In Sydney, the NSW Court of Appeal overturned a ban on the protest about 60 minutes before it was scheduled to begin. Protesters gathered at Sydney Town Hall in defiance of the ban on the protest, rallying against Aboriginal and Torres Strait Islander deaths in custody.
When the ban on the protest was lifted by the NSW Court of Appeal, it meant the protest was considered legal and protesters were immune from prosecution if they breached public health orders.
Because there were tens of thousands of people attending, they were unable to maintain social distancing during the march but large numbers of police looked on from the sidelines and no arrests were made.
However, a counter-protester was detained by NSW Police.
The protesters chanted: “I can’t breathe.”
At many of the protests around Australia, the crowd has chanted “I can’t breathe” – the phrase uttered by George Floyd when he was being held down but also by Australia’s own 26-year-old Indigenous man, David Dungay Jr, in his final moments.
David Dungay died in 2015 in Long Bay prison hospital in Sydney, after being restrained by five guards because he was refusing to stop eating a packet of biscuits. He was a diabetic and was to be released in three weeks time.

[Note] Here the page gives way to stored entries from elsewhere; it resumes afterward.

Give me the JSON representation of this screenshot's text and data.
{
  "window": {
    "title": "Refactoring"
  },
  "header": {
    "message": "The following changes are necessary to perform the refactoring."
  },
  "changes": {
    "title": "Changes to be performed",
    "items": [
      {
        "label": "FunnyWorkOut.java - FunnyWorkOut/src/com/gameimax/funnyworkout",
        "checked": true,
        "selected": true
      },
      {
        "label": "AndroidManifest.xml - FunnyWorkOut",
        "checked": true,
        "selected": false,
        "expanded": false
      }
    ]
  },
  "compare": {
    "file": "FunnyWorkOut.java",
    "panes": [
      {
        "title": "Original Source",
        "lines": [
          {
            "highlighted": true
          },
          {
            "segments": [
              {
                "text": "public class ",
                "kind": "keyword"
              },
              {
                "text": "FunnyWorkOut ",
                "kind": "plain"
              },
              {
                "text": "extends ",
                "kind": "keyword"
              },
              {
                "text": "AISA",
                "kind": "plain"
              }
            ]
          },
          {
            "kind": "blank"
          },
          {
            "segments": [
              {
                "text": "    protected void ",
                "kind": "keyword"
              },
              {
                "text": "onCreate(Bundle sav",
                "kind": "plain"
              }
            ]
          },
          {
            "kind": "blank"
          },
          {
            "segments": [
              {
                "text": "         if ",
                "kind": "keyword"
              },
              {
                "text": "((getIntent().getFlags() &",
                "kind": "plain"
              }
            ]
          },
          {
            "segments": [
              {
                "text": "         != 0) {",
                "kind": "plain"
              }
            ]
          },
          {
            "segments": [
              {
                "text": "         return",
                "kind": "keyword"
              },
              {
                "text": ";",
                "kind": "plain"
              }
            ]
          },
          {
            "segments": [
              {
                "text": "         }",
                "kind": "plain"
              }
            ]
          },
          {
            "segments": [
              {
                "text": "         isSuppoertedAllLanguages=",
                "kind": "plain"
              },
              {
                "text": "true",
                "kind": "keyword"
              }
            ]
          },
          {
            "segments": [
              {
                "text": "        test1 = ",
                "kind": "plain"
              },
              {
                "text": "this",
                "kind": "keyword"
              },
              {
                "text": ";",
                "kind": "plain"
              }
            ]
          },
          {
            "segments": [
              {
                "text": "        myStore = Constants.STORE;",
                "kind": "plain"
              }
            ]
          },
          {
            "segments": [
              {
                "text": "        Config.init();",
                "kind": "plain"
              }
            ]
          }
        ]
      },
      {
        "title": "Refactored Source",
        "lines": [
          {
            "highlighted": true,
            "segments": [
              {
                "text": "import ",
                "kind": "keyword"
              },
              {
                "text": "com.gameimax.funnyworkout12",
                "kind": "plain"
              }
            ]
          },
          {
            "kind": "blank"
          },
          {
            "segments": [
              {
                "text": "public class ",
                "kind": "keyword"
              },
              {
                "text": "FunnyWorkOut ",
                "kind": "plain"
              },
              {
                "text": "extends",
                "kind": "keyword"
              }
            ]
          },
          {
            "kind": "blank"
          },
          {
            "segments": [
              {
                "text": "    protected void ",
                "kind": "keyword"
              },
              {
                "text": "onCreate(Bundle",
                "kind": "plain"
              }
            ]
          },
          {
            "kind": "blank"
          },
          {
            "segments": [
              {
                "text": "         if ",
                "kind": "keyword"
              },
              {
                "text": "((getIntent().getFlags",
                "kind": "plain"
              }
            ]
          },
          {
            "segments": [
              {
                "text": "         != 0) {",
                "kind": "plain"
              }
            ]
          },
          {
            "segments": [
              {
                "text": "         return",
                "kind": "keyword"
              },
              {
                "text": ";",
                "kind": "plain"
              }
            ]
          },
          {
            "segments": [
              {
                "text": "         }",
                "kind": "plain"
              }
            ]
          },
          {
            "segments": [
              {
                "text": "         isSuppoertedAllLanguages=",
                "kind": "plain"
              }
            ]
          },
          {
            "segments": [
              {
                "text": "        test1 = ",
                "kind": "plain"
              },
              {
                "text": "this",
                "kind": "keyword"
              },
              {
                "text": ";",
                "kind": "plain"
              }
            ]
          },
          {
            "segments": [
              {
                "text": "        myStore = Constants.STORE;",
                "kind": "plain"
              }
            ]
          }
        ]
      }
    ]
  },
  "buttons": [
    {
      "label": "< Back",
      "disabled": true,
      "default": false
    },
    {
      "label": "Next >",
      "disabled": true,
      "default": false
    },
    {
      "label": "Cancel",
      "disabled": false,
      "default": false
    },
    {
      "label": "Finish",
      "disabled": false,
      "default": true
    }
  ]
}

At an inquest into his death in 2019, video footage showed Dungay being restrained by the officers and he can be heard saying: “I can’t breathe,” twelve times.
Dungay’s mother, Leetona Dungay, was at the protest in Sydney and she can be seen here below talking with a police officer.
Greens MP, David Shoebridge, said this is “a win over the system.”
Before the march started, the protester’s gathered on the Town Hall steps and rallied behind speakers from the Indigenous community. Later, Greens MP, David Shoebridge came out and said: “This is one of those moments, you know, when you fight the system and it’s a system that’s been in place against First Nations people for centuries.”
“But sometimes you have those moments when you have a win over the system,” he added.